Given the fact that under Art. 16, § 5B (b) (1), no distinction is to be drawn between contractual spousal support and alimony, and the fact that the obligation to pay contractual spousal support, like the obligation to pay alimony, is not a debt, but rather a duty to provide intra-familial support, we conclude that the principle established in Williams, 279 Md. at 678-79, 370 A.2d at 1137, is applicable here. Accordingly, we now hold that the exemptions from attachment provided by § 15-601.1 of the Commercial Law Article do not apply to a wage lien for contractual spousal support ordered pursuant to Art. 16, § 5B (b) (1).4

Judgment of the Court of Special Appeals affirmed.

Costs to be paid by petitioner.

FootNotes


1. 1982 Md. Laws, ch. 322, effective 1 July 1982, amended Md. Code (1957, 1981 Repl. Vol.), Art. 16, § 5B (b) (1) without any change relevant here. That section provided in pertinent part: "(b) ... (1) If a court has ordered a person to pay for the support of a spouse or dependent child and the person is in arrears, on petition of the person to whom payment had been ordered and on a finding by the court that arrearages within the 24-month period immediately preceding submission of the petition equal a sum of two months payments, the court may order a lien on the earnings of the defaulting party, due or to be due, in an amount sufficient to pay the support ordered by the court.
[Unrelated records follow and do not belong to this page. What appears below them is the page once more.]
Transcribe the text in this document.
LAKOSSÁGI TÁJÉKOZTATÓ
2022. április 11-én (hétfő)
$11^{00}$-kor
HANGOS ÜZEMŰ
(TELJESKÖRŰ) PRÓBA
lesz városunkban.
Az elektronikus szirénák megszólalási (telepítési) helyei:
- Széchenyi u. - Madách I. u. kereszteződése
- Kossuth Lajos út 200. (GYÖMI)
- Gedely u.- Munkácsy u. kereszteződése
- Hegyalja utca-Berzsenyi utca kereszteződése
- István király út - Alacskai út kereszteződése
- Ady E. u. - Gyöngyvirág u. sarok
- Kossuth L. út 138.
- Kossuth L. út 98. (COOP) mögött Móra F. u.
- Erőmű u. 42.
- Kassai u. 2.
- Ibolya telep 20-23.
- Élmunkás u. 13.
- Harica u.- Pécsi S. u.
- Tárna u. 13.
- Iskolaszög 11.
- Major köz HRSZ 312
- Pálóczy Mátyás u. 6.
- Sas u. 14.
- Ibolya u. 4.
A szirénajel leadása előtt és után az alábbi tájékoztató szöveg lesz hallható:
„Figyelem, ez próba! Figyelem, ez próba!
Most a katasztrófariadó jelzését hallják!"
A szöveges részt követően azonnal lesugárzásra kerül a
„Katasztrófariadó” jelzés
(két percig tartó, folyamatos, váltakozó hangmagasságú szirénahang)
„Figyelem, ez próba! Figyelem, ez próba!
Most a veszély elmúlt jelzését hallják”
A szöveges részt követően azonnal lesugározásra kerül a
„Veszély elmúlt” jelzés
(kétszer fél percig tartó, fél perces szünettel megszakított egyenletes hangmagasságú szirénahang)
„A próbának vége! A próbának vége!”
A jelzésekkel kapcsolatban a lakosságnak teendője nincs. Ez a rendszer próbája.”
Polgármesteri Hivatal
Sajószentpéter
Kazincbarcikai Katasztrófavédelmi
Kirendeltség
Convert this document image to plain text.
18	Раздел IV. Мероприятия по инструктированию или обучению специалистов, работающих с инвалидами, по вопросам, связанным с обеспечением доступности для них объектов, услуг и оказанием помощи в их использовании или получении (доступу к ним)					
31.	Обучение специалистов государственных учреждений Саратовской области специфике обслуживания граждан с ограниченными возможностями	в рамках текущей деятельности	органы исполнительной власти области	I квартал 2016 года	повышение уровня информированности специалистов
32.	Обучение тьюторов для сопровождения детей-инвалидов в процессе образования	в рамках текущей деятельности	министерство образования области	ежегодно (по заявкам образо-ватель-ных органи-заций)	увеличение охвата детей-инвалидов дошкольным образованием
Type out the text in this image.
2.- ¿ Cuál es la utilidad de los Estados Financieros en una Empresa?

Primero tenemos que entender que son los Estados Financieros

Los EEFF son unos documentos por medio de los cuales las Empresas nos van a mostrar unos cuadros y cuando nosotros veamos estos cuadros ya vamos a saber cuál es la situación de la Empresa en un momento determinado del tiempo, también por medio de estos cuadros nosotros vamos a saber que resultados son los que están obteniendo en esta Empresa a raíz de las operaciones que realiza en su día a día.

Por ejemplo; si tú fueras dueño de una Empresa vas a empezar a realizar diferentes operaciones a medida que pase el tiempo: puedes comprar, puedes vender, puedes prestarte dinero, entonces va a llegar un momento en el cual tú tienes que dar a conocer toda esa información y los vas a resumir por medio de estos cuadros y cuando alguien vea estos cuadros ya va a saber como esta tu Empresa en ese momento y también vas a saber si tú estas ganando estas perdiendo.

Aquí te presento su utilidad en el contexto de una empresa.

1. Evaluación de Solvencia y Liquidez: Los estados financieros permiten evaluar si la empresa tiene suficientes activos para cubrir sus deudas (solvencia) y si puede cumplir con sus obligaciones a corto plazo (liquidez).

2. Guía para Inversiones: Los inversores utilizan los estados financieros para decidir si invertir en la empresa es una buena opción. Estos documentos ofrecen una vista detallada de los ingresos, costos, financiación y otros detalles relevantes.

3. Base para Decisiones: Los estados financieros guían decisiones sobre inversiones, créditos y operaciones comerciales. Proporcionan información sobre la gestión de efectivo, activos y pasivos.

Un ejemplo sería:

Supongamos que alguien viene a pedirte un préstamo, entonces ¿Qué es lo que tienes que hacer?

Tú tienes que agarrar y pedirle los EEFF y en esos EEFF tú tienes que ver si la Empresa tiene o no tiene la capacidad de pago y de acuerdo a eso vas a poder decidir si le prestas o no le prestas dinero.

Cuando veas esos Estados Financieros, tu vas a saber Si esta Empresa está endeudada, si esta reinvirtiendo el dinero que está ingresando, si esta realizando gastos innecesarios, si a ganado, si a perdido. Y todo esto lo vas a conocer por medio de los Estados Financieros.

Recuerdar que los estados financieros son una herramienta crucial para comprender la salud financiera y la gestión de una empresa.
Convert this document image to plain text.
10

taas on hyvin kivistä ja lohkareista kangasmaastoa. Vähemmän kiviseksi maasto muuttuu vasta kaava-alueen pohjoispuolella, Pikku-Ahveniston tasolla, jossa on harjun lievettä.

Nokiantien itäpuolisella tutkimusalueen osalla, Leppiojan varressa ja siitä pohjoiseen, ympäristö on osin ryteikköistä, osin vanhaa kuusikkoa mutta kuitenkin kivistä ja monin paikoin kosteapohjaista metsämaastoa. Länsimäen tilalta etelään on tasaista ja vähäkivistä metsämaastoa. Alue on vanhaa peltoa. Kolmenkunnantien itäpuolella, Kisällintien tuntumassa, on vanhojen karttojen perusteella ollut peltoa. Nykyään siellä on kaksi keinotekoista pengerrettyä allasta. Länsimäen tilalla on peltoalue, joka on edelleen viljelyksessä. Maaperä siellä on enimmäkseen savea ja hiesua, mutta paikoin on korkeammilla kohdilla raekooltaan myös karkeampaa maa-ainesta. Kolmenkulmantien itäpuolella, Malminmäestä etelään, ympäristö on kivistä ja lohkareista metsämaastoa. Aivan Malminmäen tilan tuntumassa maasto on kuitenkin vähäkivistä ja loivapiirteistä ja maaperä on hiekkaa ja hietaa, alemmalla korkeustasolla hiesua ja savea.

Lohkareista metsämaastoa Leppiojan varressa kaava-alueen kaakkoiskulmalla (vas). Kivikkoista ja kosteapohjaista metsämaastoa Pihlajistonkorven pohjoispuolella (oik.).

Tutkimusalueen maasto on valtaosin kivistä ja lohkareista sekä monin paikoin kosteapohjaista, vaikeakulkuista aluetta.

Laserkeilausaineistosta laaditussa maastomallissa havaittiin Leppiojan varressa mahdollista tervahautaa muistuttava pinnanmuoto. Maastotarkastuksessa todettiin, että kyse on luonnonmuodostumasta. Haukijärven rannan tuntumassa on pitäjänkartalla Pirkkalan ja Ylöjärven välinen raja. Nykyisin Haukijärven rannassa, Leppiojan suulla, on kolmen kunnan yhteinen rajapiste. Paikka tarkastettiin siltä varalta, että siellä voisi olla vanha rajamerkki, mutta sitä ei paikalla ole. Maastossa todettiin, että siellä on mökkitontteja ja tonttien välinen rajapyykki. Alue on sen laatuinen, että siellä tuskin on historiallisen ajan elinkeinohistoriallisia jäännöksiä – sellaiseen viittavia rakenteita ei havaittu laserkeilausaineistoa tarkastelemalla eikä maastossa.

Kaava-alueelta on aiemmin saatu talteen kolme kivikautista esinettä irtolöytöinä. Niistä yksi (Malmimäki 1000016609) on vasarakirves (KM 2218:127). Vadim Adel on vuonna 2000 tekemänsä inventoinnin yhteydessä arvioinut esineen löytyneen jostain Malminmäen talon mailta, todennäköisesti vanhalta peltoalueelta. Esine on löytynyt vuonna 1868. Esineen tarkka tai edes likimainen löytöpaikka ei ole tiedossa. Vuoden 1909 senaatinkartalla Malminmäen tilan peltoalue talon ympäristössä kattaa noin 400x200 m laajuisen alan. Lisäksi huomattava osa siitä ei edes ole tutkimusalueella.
The court shall cause a copy of the order to be served immediately on the employer of the defaulting party." At the time the trial court ordered the wage lien in the instant case, Md. Code (1957, 1981 Repl.Vol.), Art. 16, § 5B (b) (1) was applicable.
2. 1980 Md. Laws, ch. 59, effective 1 July 1980, now appearing as § 15-601.1 of the Commercial Law Article, recodified Md. Code (1975) § 15-602 of the Commercial Law Article without any change relevant here.
3. 1962 Md. Laws, ch. 121, ratified 6 November 1962, amended Maryland Constitution, Art. III, § 38, without any change relevant here.
4. We do not here consider the question whether a wage lien ordered pursuant to Art. 16, § 5B (b) (1) constitutes an attachment within the purview of § 15-601.1 of the Commercial Law Article.